With that, the LLM would create entire screens with the right widgets, the correct constructors, and the exact parameters. Without this catalog, the model would invent names and signatures of widgets that don't exist, and the screen wouldn't run on the first try. The use cases documentation became the contract between the design system and the generated code.

Conclusion

Widgetbook solves a real problem in Flutter projects with a custom design system: the lack of a visual place to consult all available components.

If you're starting a Flutter project that will have custom components, it's worth setting up Widgetbook from the very first widget. The cost of keeping the catalog up to date is practically zero when you create the use case alongside the component.
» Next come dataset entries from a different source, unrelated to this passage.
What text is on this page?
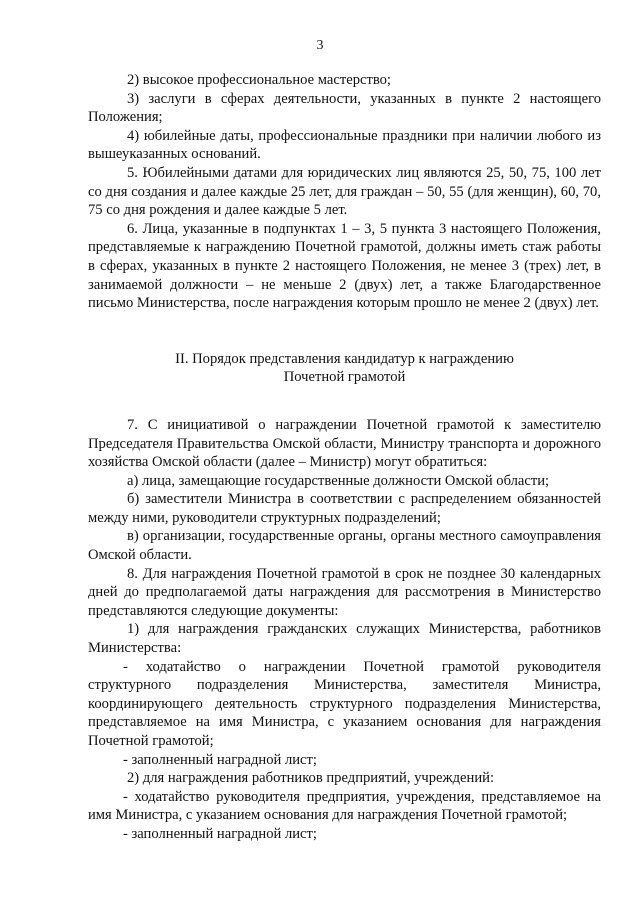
3

2) высокое профессиональное мастерство;

3) заслуги в сферах деятельности, указанных в пункте 2 настоящего Положения;

4) юбилейные даты, профессиональные праздники при наличии любого из вышеуказанных оснований.

5. Юбилейными датами для юридических лиц являются 25, 50, 75, 100 лет со дня создания и далее каждые 25 лет, для граждан – 50, 55 (для женщин), 60, 70, 75 со дня рождения и далее каждые 5 лет.

6. Лица, указанные в подпунктах 1 – 3, 5 пункта 3 настоящего Положения, представляемые к награждению Почетной грамотой, должны иметь стаж работы в сферах, указанных в пункте 2 настоящего Положения, не менее 3 (трех) лет, в занимаемой должности – не меньше 2 (двух) лет, а также Благодарственное письмо Министерства, после награждения которым прошло не менее 2 (двух) лет.

II. Порядок представления кандидатур к награждению
Почетной грамотой

7. С инициативой о награждении Почетной грамотой к заместителю Председателя Правительства Омской области, Министру транспорта и дорожного хозяйства Омской области (далее – Министр) могут обратиться:

а) лица, замещающие государственные должности Омской области;

б) заместители Министра в соответствии с распределением обязанностей между ними, руководители структурных подразделений;

в) организации, государственные органы, органы местного самоуправления Омской области.

8. Для награждения Почетной грамотой в срок не позднее 30 календарных дней до предполагаемой даты награждения для рассмотрения в Министерство представляются следующие документы:

1) для награждения гражданских служащих Министерства, работников Министерства:

- ходатайство о награждении Почетной грамотой руководителя структурного подразделения Министерства, заместителя Министра, координирующего деятельность структурного подразделения Министерства, представляемое на имя Министра, с указанием основания для награждения Почетной грамотой;

- заполненный наградной лист;

2) для награждения работников предприятий, учреждений:

- ходатайство руководителя предприятия, учреждения, представляемое на имя Министра, с указанием основания для награждения Почетной грамотой;

- заполненный наградной лист;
And the benefit of having a catalog that runs in the simulator or browser, that can be shared with design for validation, and that serves as precise context for any collaborator, pays off long before the project grows.

What I used here is just the basics. Widgetbook goes well beyond that: it has support for golden tests, which are automated visual regression tests where you take a snapshot of the component and any future change is compared against that reference. If something changes by accident, the test fails. And there's Widgetbook Cloud, which integrates visual reviews directly into the pull request flow: on every PR, the platform compares visual changes between builds and publishes the result as a status on the repository, allowing design and dev to approve or block merging based on what actually changed in the interface. For teams working with a design system, these two features change the game.

This article was translated from Portuguese with the help of an LLM. The original version may contain nuances not fully captured in this translation.